I am a union member. I have health insurance provided by my employer. I fought for it at the bargaining table.
And it stinks.
I feel I need to say this because too often I hear politicians claim that the reason America shouldn’t have universal health care similar to national programs in other prosperous societies is that it would be unfair to union members who have bargained for better plans over the years.
So before this goes any further (I’m looking at you, Joe Biden, Pete Buttigieg, Amy Klobuchar, Michael Bloomberg), it’s just not true that “160 million people like their private insurance.”
I’ve got insurance and I’m not happy with it, and neither are most people I know.
We are glad we have insurance, as opposed to no insurance, but I don’t know anyone who likes dealing with high deductibles, cost-sharing, maximum out-of-pocket limits that reset every Jan. 1, or surprise bills from out-of-network doctors who you didn’t even know were treating you.
It’s bad enough to hear Democratic presidential contenders make this argument, but to hear union leaders egg them on is infuriating.
The latest comes from the Culinary Workers Union in Nevada, which is spending serious money attacking the idea of “Medicare for All,” as proposed by Bernie Sanders, the front-runner in the Democratic presidential primary campaign.

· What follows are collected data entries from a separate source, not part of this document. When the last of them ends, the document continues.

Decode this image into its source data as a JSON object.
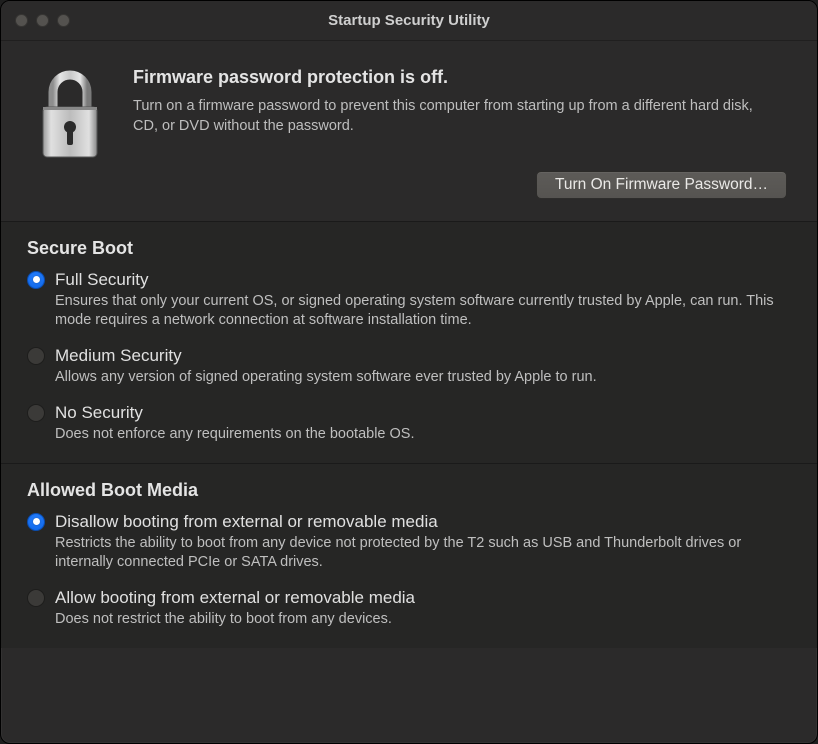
{
  "window": {
    "title": "Startup Security Utility"
  },
  "header": {
    "title": "Firmware password protection is off.",
    "description": "Turn on a firmware password to prevent this computer from starting up from a different hard disk, CD, or DVD without the password.",
    "button_label": "Turn On Firmware Password…"
  },
  "secure_boot": {
    "title": "Secure Boot",
    "options": [
      {
        "label": "Full Security",
        "description": "Ensures that only your current OS, or signed operating system software currently trusted by Apple, can run. This mode requires a network connection at software installation time.",
        "selected": true
      },
      {
        "label": "Medium Security",
        "description": "Allows any version of signed operating system software ever trusted by Apple to run.",
        "selected": false
      },
      {
        "label": "No Security",
        "description": "Does not enforce any requirements on the bootable OS.",
        "selected": false
      }
    ]
  },
  "boot_media": {
    "title": "Allowed Boot Media",
    "options": [
      {
        "label": "Disallow booting from external or removable media",
        "description": "Restricts the ability to boot from any device not protected by the T2 such as USB and Thunderbolt drives or internally connected PCIe or SATA drives.",
        "selected": true
      },
      {
        "label": "Allow booting from external or removable media",
        "description": "Does not restrict the ability to boot from any devices.",
        "selected": false
      }
    ]
  }
}
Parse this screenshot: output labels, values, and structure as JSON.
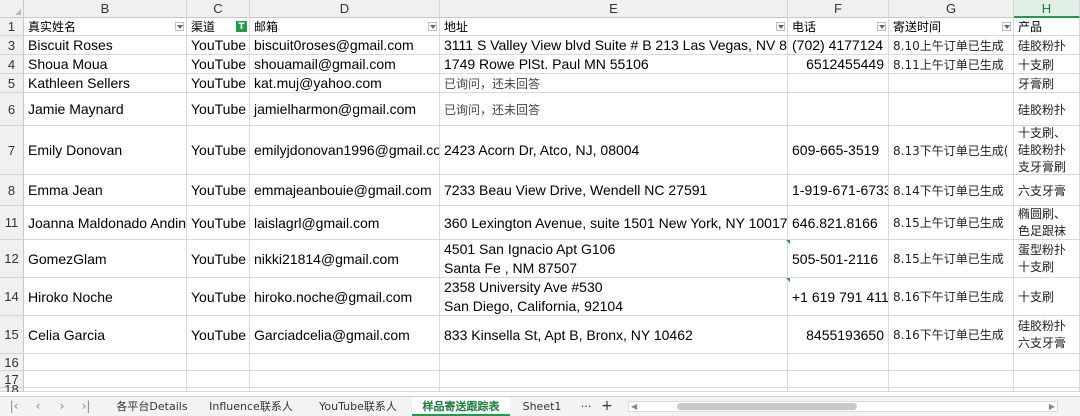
{
  "columns": [
    "B",
    "C",
    "D",
    "E",
    "F",
    "G",
    "H"
  ],
  "header": {
    "row_number": "1",
    "name": "真实姓名",
    "channel": "渠道",
    "email": "邮箱",
    "address": "地址",
    "phone": "电话",
    "send_time": "寄送时间",
    "product": "产品"
  },
  "rows": [
    {
      "num": "3",
      "name": "Biscuit Roses",
      "channel": "YouTube",
      "email": "biscuit0roses@gmail.com",
      "address": [
        "3111 S Valley View blvd Suite # B 213 Las Vegas, NV 89"
      ],
      "phone": "(702) 4177124",
      "time": "8.10上午订单已生成",
      "product": [
        "硅胶粉扑"
      ]
    },
    {
      "num": "4",
      "name": "Shoua Moua",
      "channel": "YouTube",
      "email": "shouamail@gmail.com",
      "address": [
        "1749 Rowe PlSt. Paul MN 55106"
      ],
      "phone": "6512455449",
      "time": "8.11上午订单已生成",
      "product": [
        "十支刷"
      ]
    },
    {
      "num": "5",
      "name": "Kathleen Sellers",
      "channel": "YouTube",
      "email": "kat.muj@yahoo.com",
      "address": [
        "已询问，还未回答"
      ],
      "phone": "",
      "time": "",
      "product": [
        "牙膏刷"
      ]
    },
    {
      "num": "6",
      "name": "Jamie Maynard",
      "channel": "YouTube",
      "email": "jamielharmon@gmail.com",
      "address": [
        "已询问，还未回答"
      ],
      "phone": "",
      "time": "",
      "product": [
        "硅胶粉扑"
      ]
    },
    {
      "num": "7",
      "name": "Emily Donovan",
      "channel": "YouTube",
      "email": "emilyjdonovan1996@gmail.co",
      "address": [
        "2423 Acorn Dr, Atco, NJ, 08004"
      ],
      "phone": "609-665-3519",
      "time": "8.13下午订单已生成(",
      "product": [
        "十支刷、",
        "硅胶粉扑",
        "支牙膏刷"
      ]
    },
    {
      "num": "8",
      "name": "Emma Jean",
      "channel": "YouTube",
      "email": "emmajeanbouie@gmail.com",
      "address": [
        "7233 Beau View Drive, Wendell NC 27591"
      ],
      "phone": "1-919-671-6733",
      "time": "8.14下午订单已生成",
      "product": [
        "六支牙膏"
      ]
    },
    {
      "num": "11",
      "name": "Joanna Maldonado Andin",
      "channel": "YouTube",
      "email": "laislagrl@gmail.com",
      "address": [
        "360 Lexington Avenue, suite 1501 New York, NY 10017"
      ],
      "phone": "646.821.8166",
      "time": "8.15上午订单已生成",
      "product": [
        "椭圆刷、",
        "色足跟袜"
      ]
    },
    {
      "num": "12",
      "name": "GomezGlam",
      "channel": "YouTube",
      "email": "nikki21814@gmail.com",
      "address": [
        "4501 San Ignacio Apt G106",
        "Santa Fe , NM 87507"
      ],
      "phone": "505-501-2116",
      "time": "8.15上午订单已生成",
      "product": [
        "蛋型粉扑",
        "十支刷"
      ]
    },
    {
      "num": "14",
      "name": "Hiroko Noche",
      "channel": "YouTube",
      "email": "hiroko.noche@gmail.com",
      "address": [
        "2358 University Ave #530",
        "San Diego, California, 92104"
      ],
      "phone": "+1 619 791 411",
      "time": "8.16下午订单已生成",
      "product": [
        "十支刷"
      ]
    },
    {
      "num": "15",
      "name": "Celia Garcia",
      "channel": "YouTube",
      "email": "Garciadcelia@gmail.com",
      "address": [
        "833 Kinsella St, Apt B, Bronx, NY 10462"
      ],
      "phone": "8455193650",
      "time": "8.16下午订单已生成",
      "product": [
        "硅胶粉扑",
        "六支牙膏"
      ]
    }
  ],
  "empty_rows": [
    "16",
    "17",
    "18"
  ],
  "tabs": [
    "各平台Details",
    "Influence联系人",
    "YouTube联系人",
    "样品寄送跟踪表",
    "Sheet1"
  ],
  "active_tab": "样品寄送跟踪表",
  "tab_more": "···",
  "tab_add": "+",
  "accent_color": "#1e9e4a"
}
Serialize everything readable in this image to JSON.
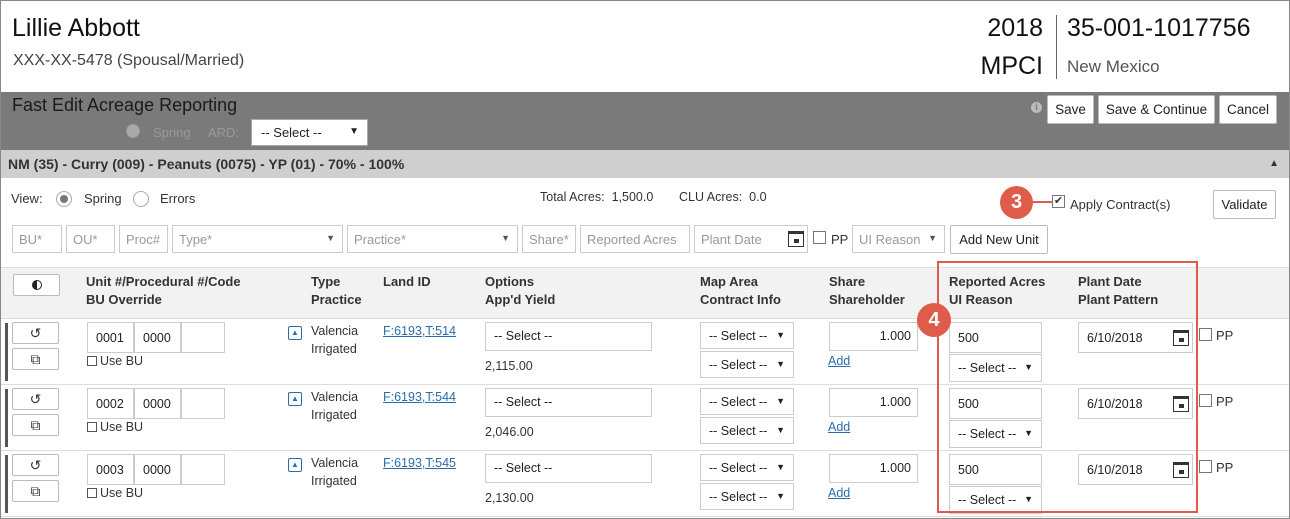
{
  "header": {
    "name": "Lillie Abbott",
    "ssn": "XXX-XX-5478 (Spousal/Married)",
    "year": "2018",
    "program": "MPCI",
    "policy": "35-001-1017756",
    "state": "New Mexico"
  },
  "toolbar": {
    "title": "Fast Edit Acreage Reporting",
    "spring_label": "Spring",
    "ard_label": "ARD:",
    "ard_value": "-- Select --",
    "save_label": "Save",
    "save_continue_label": "Save & Continue",
    "cancel_label": "Cancel",
    "info_icon": "i"
  },
  "section": {
    "title": "NM (35) - Curry (009) - Peanuts (0075) - YP (01) - 70% - 100%"
  },
  "view": {
    "label": "View:",
    "options": [
      "Spring",
      "Errors"
    ],
    "selected": "Spring",
    "total_acres_label": "Total Acres:",
    "total_acres_value": "1,500.0",
    "clu_acres_label": "CLU Acres:",
    "clu_acres_value": "0.0",
    "apply_contracts_label": "Apply Contract(s)",
    "apply_contracts_checked": true,
    "validate_label": "Validate"
  },
  "add_unit": {
    "bu_placeholder": "BU*",
    "ou_placeholder": "OU*",
    "proc_placeholder": "Proc#",
    "type_placeholder": "Type*",
    "practice_placeholder": "Practice*",
    "share_placeholder": "Share*",
    "reported_acres_placeholder": "Reported Acres",
    "plant_date_placeholder": "Plant Date",
    "pp_label": "PP",
    "ui_reason_placeholder": "UI Reason",
    "add_button_label": "Add New Unit"
  },
  "columns": {
    "unit_1": "Unit #/Procedural #/Code",
    "unit_2": "BU Override",
    "type_1": "Type",
    "type_2": "Practice",
    "land_1": "Land ID",
    "options_1": "Options",
    "options_2": "App'd Yield",
    "map_1": "Map Area",
    "map_2": "Contract Info",
    "share_1": "Share",
    "share_2": "Shareholder",
    "acres_1": "Reported Acres",
    "acres_2": "UI Reason",
    "plant_1": "Plant Date",
    "plant_2": "Plant Pattern"
  },
  "rows": [
    {
      "unit": "0001",
      "proc": "0000",
      "use_bu": "Use BU",
      "type": "Valencia",
      "practice": "Irrigated",
      "land_id": "F:6193,T:514",
      "options": "-- Select --",
      "yield": "2,115.00",
      "map_area": "-- Select --",
      "contract": "-- Select --",
      "share": "1.000",
      "add": "Add",
      "acres": "500",
      "ui_reason": "-- Select --",
      "plant_date": "6/10/2018",
      "pp": "PP"
    },
    {
      "unit": "0002",
      "proc": "0000",
      "use_bu": "Use BU",
      "type": "Valencia",
      "practice": "Irrigated",
      "land_id": "F:6193,T:544",
      "options": "-- Select --",
      "yield": "2,046.00",
      "map_area": "-- Select --",
      "contract": "-- Select --",
      "share": "1.000",
      "add": "Add",
      "acres": "500",
      "ui_reason": "-- Select --",
      "plant_date": "6/10/2018",
      "pp": "PP"
    },
    {
      "unit": "0003",
      "proc": "0000",
      "use_bu": "Use BU",
      "type": "Valencia",
      "practice": "Irrigated",
      "land_id": "F:6193,T:545",
      "options": "-- Select --",
      "yield": "2,130.00",
      "map_area": "-- Select --",
      "contract": "-- Select --",
      "share": "1.000",
      "add": "Add",
      "acres": "500",
      "ui_reason": "-- Select --",
      "plant_date": "6/10/2018",
      "pp": "PP"
    }
  ],
  "annotations": {
    "badge_3": "3",
    "badge_4": "4",
    "color": "#e05c4a"
  },
  "icons": {
    "undo": "↺",
    "copy": "⧉",
    "caret_down": "▼",
    "caret_up": "▲",
    "expand": "▲",
    "check": "✔"
  }
}
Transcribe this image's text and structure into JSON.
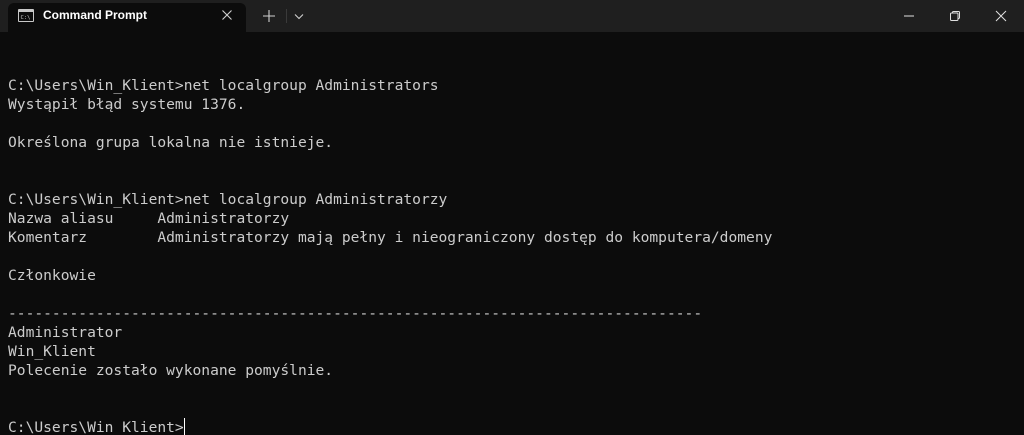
{
  "window": {
    "tab_title": "Command Prompt"
  },
  "icons": {
    "tab": "cmd-icon",
    "close_tab": "close-icon",
    "new_tab": "plus-icon",
    "dropdown": "chevron-down-icon",
    "minimize": "minimize-icon",
    "maximize": "maximize-icon",
    "close_window": "close-icon"
  },
  "colors": {
    "background": "#0c0c0c",
    "titlebar": "#1f1f1f",
    "text": "#cccccc"
  },
  "terminal": {
    "lines": [
      "",
      "C:\\Users\\Win_Klient>net localgroup Administrators",
      "Wystąpił błąd systemu 1376.",
      "",
      "Określona grupa lokalna nie istnieje.",
      "",
      "",
      "C:\\Users\\Win_Klient>net localgroup Administratorzy",
      "Nazwa aliasu     Administratorzy",
      "Komentarz        Administratorzy mają pełny i nieograniczony dostęp do komputera/domeny",
      "",
      "Członkowie",
      "",
      "-------------------------------------------------------------------------------",
      "Administrator",
      "Win_Klient",
      "Polecenie zostało wykonane pomyślnie.",
      "",
      ""
    ],
    "prompt": "C:\\Users\\Win_Klient>"
  }
}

They are not saying that his health care proposal would be bad for the the working class or an inefficient way to manage what have been out-of-control costs that top $3 trillion a year.
No. They are against Medicare for All because it would replace the better-than-average health insurance benefits that their workers enjoy. In other words, they are making the same kind of argument that the “One Percenters” make against higher taxes – I’ve got mine, you get yours.
Unions should not play this game.
First, it’s a bad look: Union members make up less than 10 percent of the workforce, even less in the private sector. It’s hard for the other 90 percent of the workforce to forget our selfish attitude when there are national policy issues that affect only unions.
And it’s bad strategy: Prevailing low wages and poor benefits in the marketplace are a drag on union negotiators at contract time. Policies such as a higher minimum wage or universal health care raise the floor, giving negotiators more room to push for better conditions for their members.
Most importantly, unionized workers should not let themselves be used as a tool to benefit “Big Pharma,” insurance company stockholders and million-dollar-a-year hospital administrators who are benefiting from the system as it is.
Employer-provided insurance is an accident of history. It was the only recruitment tool available to manufacturers during the labor shortages of World War II, when wages were frozen by law.
In the decades since then, health care costs have climbed faster than wages or inflation, gobbling up a bigger chunk of the national economy.
The average annual premium for a family plan is $20,576 a year. The average annual deductible is $1,600. Roughly a quarter of family policy holders have an out-of-pocket maximum of $6,000 or more.
These costs vary widely based on factors that have nothing to do with people’s health care needs. The biggest variable in how much you have to pay is the number of employees in the plan, which why public-sector employee plans tend to be more generous. People in small companies and the self-employed pay the most for the worst coverage.
At those prices, there can’t be 160 million people who are happy with their employer-provided insurance.
What would union leaders do in the unlikely event that our health care system were replaced with a universal system that took health benefits out of the employer-employee relationship?
They could bargain for something else – more money, more time off, better food in the cafeteria.
Anything would be better than using their political clout to deny affordable health care to fellow workers.